To further elaborate on the usability of the AFINN lexicon on this video caption data. I also look at words that have a high sentiment contribution but are preceded by negation. As we can see, most of the words that have a high sentiment contribution imply an opposite sentiment when negated. See “no good”, “not good” and “no errors” for an example. However, it may also happen that the negated form becomes neutral or even consistent with the original meaning. For instance, “no matter” is also positive while “not like” can be either negative or completely neutral based on the context.
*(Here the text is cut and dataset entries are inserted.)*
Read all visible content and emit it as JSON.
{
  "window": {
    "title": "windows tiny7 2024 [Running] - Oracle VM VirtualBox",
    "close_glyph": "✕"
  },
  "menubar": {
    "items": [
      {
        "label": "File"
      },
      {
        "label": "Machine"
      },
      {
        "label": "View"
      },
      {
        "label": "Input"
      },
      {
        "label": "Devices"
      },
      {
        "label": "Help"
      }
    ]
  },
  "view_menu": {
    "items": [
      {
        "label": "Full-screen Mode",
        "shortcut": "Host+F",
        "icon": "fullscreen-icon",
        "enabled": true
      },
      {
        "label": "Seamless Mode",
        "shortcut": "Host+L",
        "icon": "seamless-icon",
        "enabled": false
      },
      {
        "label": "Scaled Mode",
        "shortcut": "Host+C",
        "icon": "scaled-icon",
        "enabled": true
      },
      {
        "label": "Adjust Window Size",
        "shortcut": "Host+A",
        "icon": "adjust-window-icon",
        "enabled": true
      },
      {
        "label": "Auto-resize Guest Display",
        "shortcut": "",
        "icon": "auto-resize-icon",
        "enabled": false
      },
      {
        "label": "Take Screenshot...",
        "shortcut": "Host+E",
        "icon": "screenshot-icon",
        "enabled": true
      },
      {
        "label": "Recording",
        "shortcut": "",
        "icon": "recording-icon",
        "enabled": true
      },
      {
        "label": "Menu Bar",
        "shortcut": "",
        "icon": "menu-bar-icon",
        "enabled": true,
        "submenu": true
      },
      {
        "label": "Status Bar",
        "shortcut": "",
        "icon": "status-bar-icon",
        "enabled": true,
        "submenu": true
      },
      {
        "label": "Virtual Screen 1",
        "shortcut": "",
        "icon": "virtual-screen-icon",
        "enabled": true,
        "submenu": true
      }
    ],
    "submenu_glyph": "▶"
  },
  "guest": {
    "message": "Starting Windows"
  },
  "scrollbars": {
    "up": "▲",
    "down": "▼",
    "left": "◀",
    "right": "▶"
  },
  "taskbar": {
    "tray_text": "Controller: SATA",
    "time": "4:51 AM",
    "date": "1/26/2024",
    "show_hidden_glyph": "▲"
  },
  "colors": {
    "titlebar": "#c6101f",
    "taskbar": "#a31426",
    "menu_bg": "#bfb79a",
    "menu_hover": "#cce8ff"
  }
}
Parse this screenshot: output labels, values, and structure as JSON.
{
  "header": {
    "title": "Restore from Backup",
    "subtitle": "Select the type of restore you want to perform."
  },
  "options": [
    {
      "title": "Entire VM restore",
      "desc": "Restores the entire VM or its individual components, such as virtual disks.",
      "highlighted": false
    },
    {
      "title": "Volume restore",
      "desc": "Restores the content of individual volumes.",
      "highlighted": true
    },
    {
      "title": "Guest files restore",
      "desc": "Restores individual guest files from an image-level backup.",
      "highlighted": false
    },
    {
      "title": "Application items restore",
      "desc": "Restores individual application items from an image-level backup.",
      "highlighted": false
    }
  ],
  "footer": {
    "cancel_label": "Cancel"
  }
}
Sentiment Contributions of Negated Words

#9 Topic Modeling (LDA)

In this final section of my analysis, I touch upon the use of topic modeling for this video caption data. One of the ways topic modeling can be done is LDA (Latent Dirichlet Allocation). This method assumes that each document (here video) is a mixture of topics, while each topic is effectively a combination of words. With this approach, we can have overlaps between topics and calculate the probabilities of each word appearing in one of the k topics.

I run the LDA on the tokenized video caption data by converting it into a document term matrix, then tidying up the document term matrix, and finally converting it back into a tidytext table for visualization. Using the beta values we can discover which words are the most associated with the predefined number of topics. I chose to have six topics but it was entirely ad-hoc. Based on the chart we can see topics do not really represent a technical classification at the first sight. It is rather just a collection of words that relate to each other.

Words Associated Most with the 6 Topics Created by LDA

However, after making classification on videos where we are the most certain about the class we can see that videos are indeed pretty similar based on the title. For example, we assigned the first topic to a bunch of videos covering web development (CSS, HTML, UI design). The second topic seems to encapsulate videos that are more about data structures and related mathematical or programming concepts. Moreover, it seems like the third topic mostly includes Git and “Live Coding with Jesse” videos. The fourth topic clearly represents videos about carrier development and social events, while the fifth topic seems to cover building web applications. Finally, the sixth topic is apparently a group of videos teaching elementary Computer Scinence.

#10 Summary

We covered a lot in this analysis. First, we looked at how to download video captions and metadata for YouTube channels with the easy-to-use tool, called youtube-dl. Then we looked at the general trends and characteristics of videos to let us have a context in mind during the text analysis. After that, we discussed text processing and nuances specific to the video data. Then we jumped into analyzing term frequencies, trying to understand the profile of the channel and which programming languages are the most covered. From there we moved on to looking at TF-IDF values which showed us which keywords and phrases are the most distinctive for different groups of videos. After TF-IDF we also concerned ourselves with co-occurrence. We visualized networks that represented the bigrams and the pairwise correlation between terms. We explored which terms are most related to some of the programming languages like Python, JavaScript, or CSS. Following that, we touched upon the field of sentiment analysis where we realized that we should be really careful with the interpretation of results and acknowledge the great deal of complexity that comes with text analysis which we ignore when applying a lexicon-based approach.

One thing that I would like to definitely highlight as an ending note is that we should always keep in mind when looking at text analytics results like presented here that our interpretation does not always correspond to what the data shows us. The human ability to make generalizations and simplifications subconsciously in a split of a second is sometimes a blessing and sometimes a huge threat to the integrity of the analysis.